Acho que a brincadeira acaba por vezes ofuscando muita coisa, como a moça que ao chegarmos desata de rir, que nos conta que perdeu o filho no dia anterior, e que era seu aniversário, que tinha passado o tempo todo antes chorosa e agora pendia pro outro extremo como ocorre por vezes. Rir é uma coisa fundamental pra saúde, conseguir fazer piada, tirar de letra, mas se a gente cair muito nisso acaba se perdendo e não se ganhando vida e saúde. Acho que em primeira instância há de vir o reconhecimento do sofrimento, de alguma forma, sempre. Não dá pra desconsiderar ele no nosso trabalho, deixar ele de lado, em suspenso. Pelo menos eu não consigo. Me parece que temos um papel muito importante de promotores de saúde e educadores de saúde exatamente porque temos condição de entrando ali nos colocar com relação ao doído e sofrido, e tentar puxar o que o sujeito tem de recursos para lidar com isso, que estão adormecidos ou anestesiados ou esquecidos. Se existe algo que poderia ser entendido como uma atuação melhor, seria uma que permite isso com mais intensidade, essa mudança, uma que puxa consigo uma resposta mobilizada de um sujeito agora mais disposto e motivado a lutar por sua saúde e pela daqueles que estão próximos.
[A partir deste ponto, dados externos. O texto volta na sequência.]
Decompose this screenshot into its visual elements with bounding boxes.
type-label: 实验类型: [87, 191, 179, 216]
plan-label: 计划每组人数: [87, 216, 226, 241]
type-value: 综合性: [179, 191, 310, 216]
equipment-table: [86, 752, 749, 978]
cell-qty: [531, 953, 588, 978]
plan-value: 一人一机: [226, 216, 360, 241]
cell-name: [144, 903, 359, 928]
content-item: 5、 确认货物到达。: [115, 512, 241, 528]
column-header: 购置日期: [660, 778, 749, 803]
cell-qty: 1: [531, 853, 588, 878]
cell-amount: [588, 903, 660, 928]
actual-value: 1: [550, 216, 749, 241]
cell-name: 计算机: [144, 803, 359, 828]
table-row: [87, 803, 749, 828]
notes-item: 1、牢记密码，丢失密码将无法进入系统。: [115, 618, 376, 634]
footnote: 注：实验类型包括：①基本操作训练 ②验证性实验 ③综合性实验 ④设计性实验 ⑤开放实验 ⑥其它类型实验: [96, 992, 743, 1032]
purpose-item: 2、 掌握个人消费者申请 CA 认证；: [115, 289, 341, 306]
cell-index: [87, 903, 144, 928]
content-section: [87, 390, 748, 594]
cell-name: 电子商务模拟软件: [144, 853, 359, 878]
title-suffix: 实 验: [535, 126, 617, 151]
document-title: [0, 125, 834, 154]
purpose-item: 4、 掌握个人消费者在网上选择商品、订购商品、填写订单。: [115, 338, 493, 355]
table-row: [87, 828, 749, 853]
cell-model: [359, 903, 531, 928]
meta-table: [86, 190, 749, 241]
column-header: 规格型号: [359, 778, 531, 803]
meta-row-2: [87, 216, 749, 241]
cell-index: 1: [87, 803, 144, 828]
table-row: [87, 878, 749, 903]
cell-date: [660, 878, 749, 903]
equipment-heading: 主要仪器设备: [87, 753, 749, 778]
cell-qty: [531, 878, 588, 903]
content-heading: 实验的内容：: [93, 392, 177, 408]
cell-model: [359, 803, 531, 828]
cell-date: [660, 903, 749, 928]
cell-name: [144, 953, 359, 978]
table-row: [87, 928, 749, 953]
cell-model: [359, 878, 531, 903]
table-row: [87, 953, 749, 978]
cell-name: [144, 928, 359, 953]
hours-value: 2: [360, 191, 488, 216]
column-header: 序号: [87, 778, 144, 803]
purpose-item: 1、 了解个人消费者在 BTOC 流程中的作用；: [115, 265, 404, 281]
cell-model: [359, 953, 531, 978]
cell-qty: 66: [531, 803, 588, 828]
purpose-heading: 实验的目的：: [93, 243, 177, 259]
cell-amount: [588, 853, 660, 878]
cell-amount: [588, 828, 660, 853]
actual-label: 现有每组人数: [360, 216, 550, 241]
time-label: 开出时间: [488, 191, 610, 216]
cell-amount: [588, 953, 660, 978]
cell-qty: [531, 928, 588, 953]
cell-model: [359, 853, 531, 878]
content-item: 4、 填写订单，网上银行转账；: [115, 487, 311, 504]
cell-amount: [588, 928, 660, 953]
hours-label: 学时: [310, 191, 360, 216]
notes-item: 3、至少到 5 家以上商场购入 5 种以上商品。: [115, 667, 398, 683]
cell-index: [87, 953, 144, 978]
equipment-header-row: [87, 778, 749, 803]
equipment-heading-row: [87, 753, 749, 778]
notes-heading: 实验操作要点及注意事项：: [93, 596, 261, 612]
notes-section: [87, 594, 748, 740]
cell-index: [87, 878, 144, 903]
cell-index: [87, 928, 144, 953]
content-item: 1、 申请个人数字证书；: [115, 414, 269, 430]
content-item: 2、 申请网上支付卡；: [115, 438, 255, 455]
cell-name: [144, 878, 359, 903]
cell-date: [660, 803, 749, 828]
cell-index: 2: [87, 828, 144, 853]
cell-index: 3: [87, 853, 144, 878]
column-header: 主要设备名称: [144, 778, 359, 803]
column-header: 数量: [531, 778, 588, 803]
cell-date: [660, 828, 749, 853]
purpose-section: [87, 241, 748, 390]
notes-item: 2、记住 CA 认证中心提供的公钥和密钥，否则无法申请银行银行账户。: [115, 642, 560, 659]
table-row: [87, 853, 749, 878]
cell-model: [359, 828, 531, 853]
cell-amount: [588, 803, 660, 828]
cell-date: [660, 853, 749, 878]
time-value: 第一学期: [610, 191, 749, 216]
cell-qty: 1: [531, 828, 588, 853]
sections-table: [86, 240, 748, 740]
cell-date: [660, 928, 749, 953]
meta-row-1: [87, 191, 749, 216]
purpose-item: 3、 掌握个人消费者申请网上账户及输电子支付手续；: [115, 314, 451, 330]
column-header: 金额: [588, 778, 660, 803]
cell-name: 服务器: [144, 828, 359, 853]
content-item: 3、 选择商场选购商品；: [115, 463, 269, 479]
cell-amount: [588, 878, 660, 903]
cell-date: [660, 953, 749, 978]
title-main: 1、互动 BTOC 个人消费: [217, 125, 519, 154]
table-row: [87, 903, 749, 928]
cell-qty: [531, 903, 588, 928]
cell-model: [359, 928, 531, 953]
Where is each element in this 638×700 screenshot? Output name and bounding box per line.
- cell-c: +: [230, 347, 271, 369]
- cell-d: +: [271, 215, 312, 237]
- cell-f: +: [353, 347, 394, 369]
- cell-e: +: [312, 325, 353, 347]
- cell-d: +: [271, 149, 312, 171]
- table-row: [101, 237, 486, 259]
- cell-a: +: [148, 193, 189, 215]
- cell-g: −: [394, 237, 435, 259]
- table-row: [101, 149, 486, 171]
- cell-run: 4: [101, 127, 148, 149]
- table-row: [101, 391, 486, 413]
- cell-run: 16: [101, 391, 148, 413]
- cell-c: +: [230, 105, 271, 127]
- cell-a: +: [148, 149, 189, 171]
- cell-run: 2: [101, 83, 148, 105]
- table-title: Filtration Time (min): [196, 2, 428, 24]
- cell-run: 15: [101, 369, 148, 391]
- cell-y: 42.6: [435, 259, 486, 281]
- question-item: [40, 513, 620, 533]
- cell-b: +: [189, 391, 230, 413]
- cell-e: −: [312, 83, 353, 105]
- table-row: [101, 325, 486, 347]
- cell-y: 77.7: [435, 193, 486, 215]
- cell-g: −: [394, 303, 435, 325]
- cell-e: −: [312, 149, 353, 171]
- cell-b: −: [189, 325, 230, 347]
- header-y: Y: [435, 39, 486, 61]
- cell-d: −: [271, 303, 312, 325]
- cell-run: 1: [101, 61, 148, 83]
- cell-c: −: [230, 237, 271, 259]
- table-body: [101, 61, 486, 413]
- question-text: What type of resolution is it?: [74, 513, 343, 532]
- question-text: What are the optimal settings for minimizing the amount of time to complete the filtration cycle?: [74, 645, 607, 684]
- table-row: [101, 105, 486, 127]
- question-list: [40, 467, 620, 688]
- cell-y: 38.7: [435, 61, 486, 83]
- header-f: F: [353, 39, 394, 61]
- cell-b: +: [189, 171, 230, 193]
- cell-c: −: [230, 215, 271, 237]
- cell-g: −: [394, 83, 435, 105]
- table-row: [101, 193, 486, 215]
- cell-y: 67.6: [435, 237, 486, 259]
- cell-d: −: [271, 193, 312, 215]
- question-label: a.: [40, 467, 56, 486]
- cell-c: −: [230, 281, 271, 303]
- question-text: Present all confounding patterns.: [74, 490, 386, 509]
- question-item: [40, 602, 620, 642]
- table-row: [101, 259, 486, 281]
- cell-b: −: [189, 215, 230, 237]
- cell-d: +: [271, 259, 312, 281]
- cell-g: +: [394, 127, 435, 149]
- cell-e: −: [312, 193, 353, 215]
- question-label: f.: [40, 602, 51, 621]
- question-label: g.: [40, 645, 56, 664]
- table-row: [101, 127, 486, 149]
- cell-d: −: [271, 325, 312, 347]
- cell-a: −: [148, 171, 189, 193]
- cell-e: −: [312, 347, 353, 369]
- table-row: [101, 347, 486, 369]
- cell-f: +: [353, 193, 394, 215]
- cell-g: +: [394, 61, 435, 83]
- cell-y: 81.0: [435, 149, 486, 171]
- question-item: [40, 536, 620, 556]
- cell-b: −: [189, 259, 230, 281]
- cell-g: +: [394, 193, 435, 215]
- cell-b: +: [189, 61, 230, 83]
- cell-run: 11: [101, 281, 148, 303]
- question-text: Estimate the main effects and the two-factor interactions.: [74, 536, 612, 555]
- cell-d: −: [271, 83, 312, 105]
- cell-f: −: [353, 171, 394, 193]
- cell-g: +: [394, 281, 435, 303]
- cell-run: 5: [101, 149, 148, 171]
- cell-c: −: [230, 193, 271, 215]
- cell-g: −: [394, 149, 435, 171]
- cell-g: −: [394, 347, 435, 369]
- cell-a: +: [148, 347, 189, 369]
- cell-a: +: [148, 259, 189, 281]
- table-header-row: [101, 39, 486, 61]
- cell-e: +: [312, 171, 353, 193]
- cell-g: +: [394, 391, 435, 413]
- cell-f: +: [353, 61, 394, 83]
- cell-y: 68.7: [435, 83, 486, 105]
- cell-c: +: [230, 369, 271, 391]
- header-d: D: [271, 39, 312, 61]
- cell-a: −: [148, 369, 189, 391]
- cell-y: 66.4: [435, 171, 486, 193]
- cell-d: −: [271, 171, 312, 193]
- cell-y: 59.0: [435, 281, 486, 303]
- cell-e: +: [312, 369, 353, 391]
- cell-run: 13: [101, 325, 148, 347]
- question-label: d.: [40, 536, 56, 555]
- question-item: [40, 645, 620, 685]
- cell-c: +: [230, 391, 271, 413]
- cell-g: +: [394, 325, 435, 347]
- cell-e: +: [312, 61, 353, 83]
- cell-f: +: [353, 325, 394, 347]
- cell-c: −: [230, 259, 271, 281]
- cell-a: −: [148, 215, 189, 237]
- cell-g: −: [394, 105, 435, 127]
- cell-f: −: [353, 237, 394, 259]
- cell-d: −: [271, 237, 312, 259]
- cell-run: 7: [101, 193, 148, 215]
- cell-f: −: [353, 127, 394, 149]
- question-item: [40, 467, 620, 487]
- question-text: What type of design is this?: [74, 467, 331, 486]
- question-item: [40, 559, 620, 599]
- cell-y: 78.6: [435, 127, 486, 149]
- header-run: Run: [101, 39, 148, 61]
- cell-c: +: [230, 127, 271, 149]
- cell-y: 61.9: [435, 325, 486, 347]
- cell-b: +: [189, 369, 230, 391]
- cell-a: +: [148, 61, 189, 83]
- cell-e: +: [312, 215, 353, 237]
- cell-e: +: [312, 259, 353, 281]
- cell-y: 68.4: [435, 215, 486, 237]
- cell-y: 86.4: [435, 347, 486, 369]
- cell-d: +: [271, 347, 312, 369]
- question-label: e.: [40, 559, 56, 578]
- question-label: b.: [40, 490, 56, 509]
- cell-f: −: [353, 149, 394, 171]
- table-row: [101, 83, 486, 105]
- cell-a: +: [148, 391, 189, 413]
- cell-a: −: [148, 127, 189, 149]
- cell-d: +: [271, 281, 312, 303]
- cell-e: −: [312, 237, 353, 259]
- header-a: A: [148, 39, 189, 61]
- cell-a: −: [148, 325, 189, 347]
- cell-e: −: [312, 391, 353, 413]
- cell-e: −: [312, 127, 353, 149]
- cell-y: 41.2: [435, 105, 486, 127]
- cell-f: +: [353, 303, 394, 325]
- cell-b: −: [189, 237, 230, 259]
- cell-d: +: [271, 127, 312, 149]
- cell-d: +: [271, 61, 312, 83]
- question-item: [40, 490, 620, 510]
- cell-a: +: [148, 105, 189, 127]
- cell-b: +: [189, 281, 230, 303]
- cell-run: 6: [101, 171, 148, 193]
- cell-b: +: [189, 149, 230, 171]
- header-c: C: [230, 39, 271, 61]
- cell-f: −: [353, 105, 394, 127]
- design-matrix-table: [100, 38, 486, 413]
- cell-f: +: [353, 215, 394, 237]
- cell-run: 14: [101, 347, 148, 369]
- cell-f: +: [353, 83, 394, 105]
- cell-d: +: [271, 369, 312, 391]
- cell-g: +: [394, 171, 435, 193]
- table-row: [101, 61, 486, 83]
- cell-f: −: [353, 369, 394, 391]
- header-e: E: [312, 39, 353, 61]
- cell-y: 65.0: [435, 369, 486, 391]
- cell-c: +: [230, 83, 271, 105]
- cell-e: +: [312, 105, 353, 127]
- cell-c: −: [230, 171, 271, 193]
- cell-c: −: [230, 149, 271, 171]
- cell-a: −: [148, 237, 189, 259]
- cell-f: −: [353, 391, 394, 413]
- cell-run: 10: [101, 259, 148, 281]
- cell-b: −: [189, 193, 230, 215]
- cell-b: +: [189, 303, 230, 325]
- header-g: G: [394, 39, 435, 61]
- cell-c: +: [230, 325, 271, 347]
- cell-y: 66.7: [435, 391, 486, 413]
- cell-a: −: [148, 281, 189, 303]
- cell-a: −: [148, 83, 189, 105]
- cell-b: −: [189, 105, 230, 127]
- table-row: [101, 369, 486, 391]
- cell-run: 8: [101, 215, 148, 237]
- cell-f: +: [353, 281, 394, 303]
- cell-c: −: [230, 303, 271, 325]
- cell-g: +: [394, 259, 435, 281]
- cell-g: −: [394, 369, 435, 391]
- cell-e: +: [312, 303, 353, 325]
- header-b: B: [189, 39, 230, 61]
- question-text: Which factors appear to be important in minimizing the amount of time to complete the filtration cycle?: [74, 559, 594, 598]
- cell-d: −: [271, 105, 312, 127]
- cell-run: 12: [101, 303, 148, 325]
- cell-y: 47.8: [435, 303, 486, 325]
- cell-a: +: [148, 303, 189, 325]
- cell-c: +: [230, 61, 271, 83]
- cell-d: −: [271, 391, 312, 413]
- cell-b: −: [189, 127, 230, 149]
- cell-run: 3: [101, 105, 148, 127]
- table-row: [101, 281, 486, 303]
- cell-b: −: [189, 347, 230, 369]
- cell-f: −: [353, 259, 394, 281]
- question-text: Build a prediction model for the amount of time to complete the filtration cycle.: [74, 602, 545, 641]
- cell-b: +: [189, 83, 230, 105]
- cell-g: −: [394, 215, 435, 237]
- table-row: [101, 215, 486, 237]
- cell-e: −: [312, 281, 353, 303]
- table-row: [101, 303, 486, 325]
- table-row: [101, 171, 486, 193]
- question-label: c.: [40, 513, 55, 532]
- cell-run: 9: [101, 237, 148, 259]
Não é só 'vai-ficar-bom', é o que tem agora que a gente pode fazer que é bom, que não vai curar a doença, ou trazer de volta o filho, ou ainda sanar as deficiências estruturais do hospital, mas que vai dentro de uma perspectiva de cuidado dar suporte ao humano que tem ali e que está por vezes tão sufocado por todos os lados por máquinas e protocolos e medicamentos e rotina e olhares neutros. E quem sabe nesses poucos e fugídios momentos de encontro que podem parecer tão passageiros dentro do contínuo infinito que é o viver de cada um, a gente não consiga fazer algo que por vezes o SUS não é capaz com suas equipes multiprofissionais, que os hospitais particulares não alcançam com seus quartos particulares impecáveis e suas máquinas de alta tecnologia: o suficiente.